Consider sheaves $F,G$ of abelian groups on a topological space $X$. Fix some $f^0\colon F\to G$.
Given chain map between injective resolutions $0\to F\to I^*$, $0\to G\to J^*$, denoted by $f^0\colon F\to G,f^i\colon I^i\to J^i $.(Chain map says $f\circ d=d\circ f$)
Taking global section gives us uniquely determined maps $h^i\colon H^i(X,F)\to H^i(X,G)$.
My question is, if the resolutions $I^*,J^*$were only acyclic or flasque or soft(not necessarily injective), does the operation of taking global section and cohomology induce the same $h^i$?
[The question arise when I tried to understand the proof of Lefschetz (1,1) in Huybrechts's "Complex geometry" p132 Lemma 3.3, which claims that
for $0\to \mathbf{C}\to A_{\mathbf{C}}^i(X)$ and $0\to \mathcal{O}_X\to A_{\mathbf{C}}^{0,i}(X)$, the differentials being $d,\bar{\partial}$, the $f^0$ being injection, $f^i$ being projection onto $(0,i)$ part,
"the chain map induces same $h^i\colon H^i(X,\mathbf{C})\to H^i(X,\mathcal{O}_X)$ induced by sheaf inclusion $\mathbf{C}\to \mathcal{O}_X$"]
Yes this is true.

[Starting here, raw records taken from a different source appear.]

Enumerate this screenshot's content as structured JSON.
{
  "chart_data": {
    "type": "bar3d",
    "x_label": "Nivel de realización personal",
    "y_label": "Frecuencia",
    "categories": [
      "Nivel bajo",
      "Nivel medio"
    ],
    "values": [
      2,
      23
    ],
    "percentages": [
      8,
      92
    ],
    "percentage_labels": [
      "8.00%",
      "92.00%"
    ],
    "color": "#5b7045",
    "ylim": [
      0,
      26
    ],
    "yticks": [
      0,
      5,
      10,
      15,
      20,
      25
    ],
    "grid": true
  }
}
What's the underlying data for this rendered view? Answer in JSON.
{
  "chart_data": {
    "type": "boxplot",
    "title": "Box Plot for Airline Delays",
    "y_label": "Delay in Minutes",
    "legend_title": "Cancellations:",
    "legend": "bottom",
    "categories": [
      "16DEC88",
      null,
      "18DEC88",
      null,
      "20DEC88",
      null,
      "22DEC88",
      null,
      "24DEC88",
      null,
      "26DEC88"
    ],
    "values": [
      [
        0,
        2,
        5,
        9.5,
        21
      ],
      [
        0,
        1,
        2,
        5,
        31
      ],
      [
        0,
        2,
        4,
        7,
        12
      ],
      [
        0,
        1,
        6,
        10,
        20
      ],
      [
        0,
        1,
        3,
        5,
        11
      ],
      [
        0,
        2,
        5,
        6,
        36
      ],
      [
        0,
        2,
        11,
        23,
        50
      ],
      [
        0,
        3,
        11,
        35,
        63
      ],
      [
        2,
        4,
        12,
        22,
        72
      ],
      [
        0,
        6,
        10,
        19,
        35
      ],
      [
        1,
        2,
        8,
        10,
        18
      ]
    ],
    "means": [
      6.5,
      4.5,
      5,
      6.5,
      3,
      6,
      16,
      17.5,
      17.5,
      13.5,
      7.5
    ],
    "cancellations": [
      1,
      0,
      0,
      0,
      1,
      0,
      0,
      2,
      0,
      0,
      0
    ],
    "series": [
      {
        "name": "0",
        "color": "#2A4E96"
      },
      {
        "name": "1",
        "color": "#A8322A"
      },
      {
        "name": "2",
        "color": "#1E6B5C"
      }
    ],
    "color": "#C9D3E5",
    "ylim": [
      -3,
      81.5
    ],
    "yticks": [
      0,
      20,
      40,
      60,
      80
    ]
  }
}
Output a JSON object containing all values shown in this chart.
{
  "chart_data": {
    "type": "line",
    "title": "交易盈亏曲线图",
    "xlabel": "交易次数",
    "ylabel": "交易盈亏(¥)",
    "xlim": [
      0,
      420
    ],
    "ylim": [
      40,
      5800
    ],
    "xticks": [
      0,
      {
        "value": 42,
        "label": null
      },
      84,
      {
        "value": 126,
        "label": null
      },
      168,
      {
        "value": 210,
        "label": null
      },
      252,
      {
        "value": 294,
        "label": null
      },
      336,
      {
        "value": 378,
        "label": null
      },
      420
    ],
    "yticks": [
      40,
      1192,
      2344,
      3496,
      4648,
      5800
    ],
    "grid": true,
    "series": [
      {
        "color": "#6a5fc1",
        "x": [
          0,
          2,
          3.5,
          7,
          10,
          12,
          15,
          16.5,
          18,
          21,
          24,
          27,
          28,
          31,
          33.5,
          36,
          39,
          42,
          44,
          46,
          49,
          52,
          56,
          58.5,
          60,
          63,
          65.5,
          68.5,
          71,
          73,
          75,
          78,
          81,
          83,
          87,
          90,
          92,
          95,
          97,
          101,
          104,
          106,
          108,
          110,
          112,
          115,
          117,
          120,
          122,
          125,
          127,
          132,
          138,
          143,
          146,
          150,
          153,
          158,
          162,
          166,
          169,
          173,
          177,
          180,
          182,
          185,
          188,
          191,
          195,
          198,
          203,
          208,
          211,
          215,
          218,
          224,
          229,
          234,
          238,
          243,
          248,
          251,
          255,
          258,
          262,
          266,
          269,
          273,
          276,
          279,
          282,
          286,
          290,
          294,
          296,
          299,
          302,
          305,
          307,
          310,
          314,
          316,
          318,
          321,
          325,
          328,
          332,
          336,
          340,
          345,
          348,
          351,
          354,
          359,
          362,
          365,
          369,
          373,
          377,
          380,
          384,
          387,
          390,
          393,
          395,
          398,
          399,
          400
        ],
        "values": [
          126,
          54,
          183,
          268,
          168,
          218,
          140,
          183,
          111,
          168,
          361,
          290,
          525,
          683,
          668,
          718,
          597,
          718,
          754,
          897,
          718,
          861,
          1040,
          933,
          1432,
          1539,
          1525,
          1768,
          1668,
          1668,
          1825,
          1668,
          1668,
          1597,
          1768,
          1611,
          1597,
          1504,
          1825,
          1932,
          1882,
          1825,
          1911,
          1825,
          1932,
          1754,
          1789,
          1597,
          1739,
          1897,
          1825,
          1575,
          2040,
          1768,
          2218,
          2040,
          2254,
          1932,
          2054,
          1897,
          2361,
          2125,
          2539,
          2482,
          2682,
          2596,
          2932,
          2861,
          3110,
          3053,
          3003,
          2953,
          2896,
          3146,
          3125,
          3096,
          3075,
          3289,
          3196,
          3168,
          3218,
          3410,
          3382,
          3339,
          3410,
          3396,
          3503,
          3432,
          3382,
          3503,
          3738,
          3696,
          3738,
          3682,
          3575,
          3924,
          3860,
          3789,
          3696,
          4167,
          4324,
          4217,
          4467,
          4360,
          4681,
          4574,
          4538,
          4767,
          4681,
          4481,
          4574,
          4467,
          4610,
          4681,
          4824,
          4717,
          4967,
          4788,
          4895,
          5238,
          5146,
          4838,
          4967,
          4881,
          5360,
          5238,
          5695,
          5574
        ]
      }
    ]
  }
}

I quickly recall how you show that the derived functor can be computed by choice of acyclic resolutions, because the explicit description of this isomorphism is important. Suppose you have any effecable $\delta$-functor ${\mathscr T}^{\ast}$ in non-negative degrees (e.g. the right derived functors of a left exact functor defined by injective resolutions), and $0\to X\to F^{\ast}$ is a resolution of some $X$ by a complex of $\mathscr{T}^{\ast}$-acyclic objects. Further, denote $$(\dagger^n):\qquad 0\to \text{Z}^n F\to F^n\to\text{Z}^{n+1}F\to 0$$ the short exact sequences induced from $F$ (with $\text{Z}^0 := X$). Then, for any $n\geq 0$, you get isomorphisms $$(\ddagger)\qquad{\mathscr T}^n X = {\mathscr T}^n (\text{Z}^0{\mathscr F})\cong{\mathscr T}^{n-1}(\text{Z}^1 F)\cong\ldots\cong{\mathscr T}^1(\text{Z}^{n-1} F)\\\ \quad\quad\ \ \ \ \, \ \ \ \ \ \cong\text{coker}\left({\mathscr T}^0 F^n\to {\mathscr T}^0\text{Z}^n F^n\right)\cong\text{H}^n({\mathscr T}^0F^{\ast}).$$ where the isomorphisms are the connecting morphisms for ${\mathscr T}$ induced by the exact sequences $(\dagger^n)$.
Now, if you have a morphism from $0\to X\to F^{\ast}$ to another resolution $0\to Y\to G^{\ast}$, you also get an isomorphism ${\mathscr T}^nY\cong\text{H}^n({\mathscr T}^0 G^{\ast})$, and by using the naturality of the connecting morphism for ${\mathscr T}^{\ast}$ at each step of the chain of isomorphisms $(\ddagger)$ shows that indeed $$\begin{array}{ccc} {\mathscr T}^n X & \to & {\mathscr T}^n Y \\ \downarrow && \downarrow \\ \text{H}^n({\mathscr T}^0F^{\ast}) & \to & \text{H}^n({\mathscr T}^0 G^{\ast})\end{array}$$ commutes.